«Je veux donner aux jeunes un nouvel horizon»

De passage à l’UNIL, le réalisateur Cyril Dion évoque l’angoisse ressentie face la crise écologique et révèle ses astuces pour « tenir bon ».

De passage à l’UNIL à l’occasion d’une projection de son dernier film Animal, le réalisateur Cyril Dion témoigne de l’angoisse que peut susciter la crise écologique. Il révèle ses astuces pour « tenir bon ». Entretien.

Comment vivre avec l’idée que la Terre sera possiblement inhabitable d’ici 40 à 50 ans ? Où trouver des ressources pour mieux repartir ? Et, en tant que parent ou enseignant, de quelle façon aborder les crises environnementales avec les jeunes ? Telles étaient les questions soulevées le 8 juin lors d’une table ronde organisée à l’UNIL à laquelle le réalisateur Cyril Dion était invité (lire l’encadré plus bas). Ouvert au grand public, cet échange a été précédé d’une projection sur le campus du film Animal (2021), dernière production de cet auteur français. Un documentaire qui traite du phénomène de l’extinction de masse des espèces à travers le regard de deux jeunes militants du climat.

Fraîchement arrivé de Paris (en train) cet après-midi-là, cette figure du mouvement écologiste, plutôt sympathique, a accepté de répondre aux questions de l’uniscope en ligne, le temps de vapoter quelques minutes avant le début de la conférence, sur la terrasse de l’Anthropole.

Cyril Dion, dans votre documentaire Animal, vous emmenez Bella et Vipulan, deux militants du climat de 16 ans, dans un voyage à travers le monde pour comprendre le phénomène de l’extinction de masse des espèces. Pourquoi avoir choisi de présenter cette problématique à travers le regard de ces ados ?

J’avais envie de raconter l’histoire de cette génération qui a l’impression de ne pas avoir de futur. En participant à plusieurs grèves pour le climat, j’ai été très touché de voir le sentiment d’impuissance qu’ils et elles avaient, leur anxiété, leur désespoir. À leur âge, on a besoin de se projeter dans l’avenir, un avenir que l’on a envie de construire. J’ai donc voulu proposer un film qui puisse leur redonner un horizon, et leur montrer que manifester ne suffit pas. Il faut agir sur le terrain, pour que notre action serve d’exemple (ndlr: comme le fait d’aller nettoyer une plage recouverte de plastiques). Pour le public, voir le monde à travers le regard d’adolescents, qui ont les yeux du XXIe siècle, permet aussi de l’appréhender un peu autrement.

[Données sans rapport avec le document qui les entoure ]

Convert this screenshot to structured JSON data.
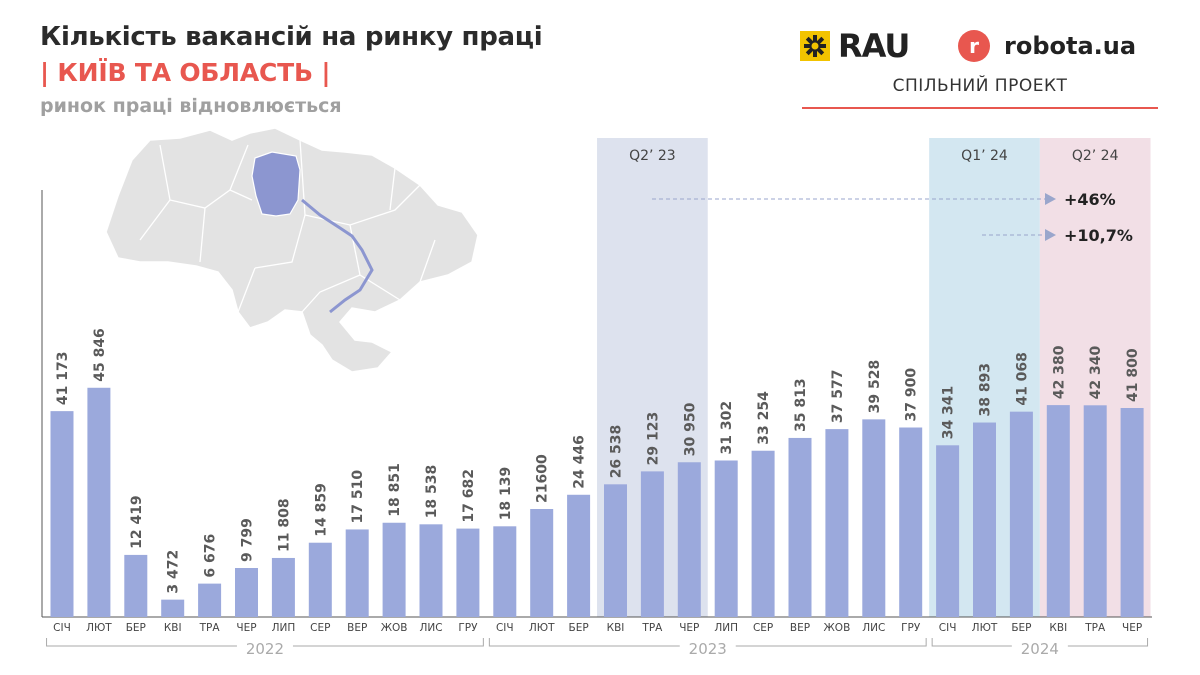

En plus de dénoncer un bilan écologique catastrophique, votre film révèle des images très dures, voire choquantes, montrant la souffrance animale… Ne craignez-vous pas de les déprimer encore plus ?

D’une certaine façon, il est normal de ressentir de la tristesse, de la colère, de la peur. Cela montre que nous prenons conscience de ce qui est en train de se produire. Et sinon, nous n’aurions aucune raison de réagir. Les émotions, du point de vue étymologique, c’est ce qui nous met en mouvement. Mes films sont construits de façon à réveiller une forme de révolte puis, une fois qu’elle est là, à susciter de l’enthousiasme, de l’espoir, de l’émerveillement. Le but, bien sûr, n’est pas de laisser les spectatrices et spectateurs écrasés par des sentiments négatifs.

Dans quelques minutes, vous participerez à une table ronde consacrée entre autres à l’éco-anxiété. Aujourd’hui, la recherche montre que plus de la moitié des jeunes considèrent l’humanité comme « condamnée », se sentent apeurés, tristes, anxieux, en colère, sans défense ou coupables. Quatre sur dix hésitent à avoir des enfants. Qu’avez-vous envie de leur dire ?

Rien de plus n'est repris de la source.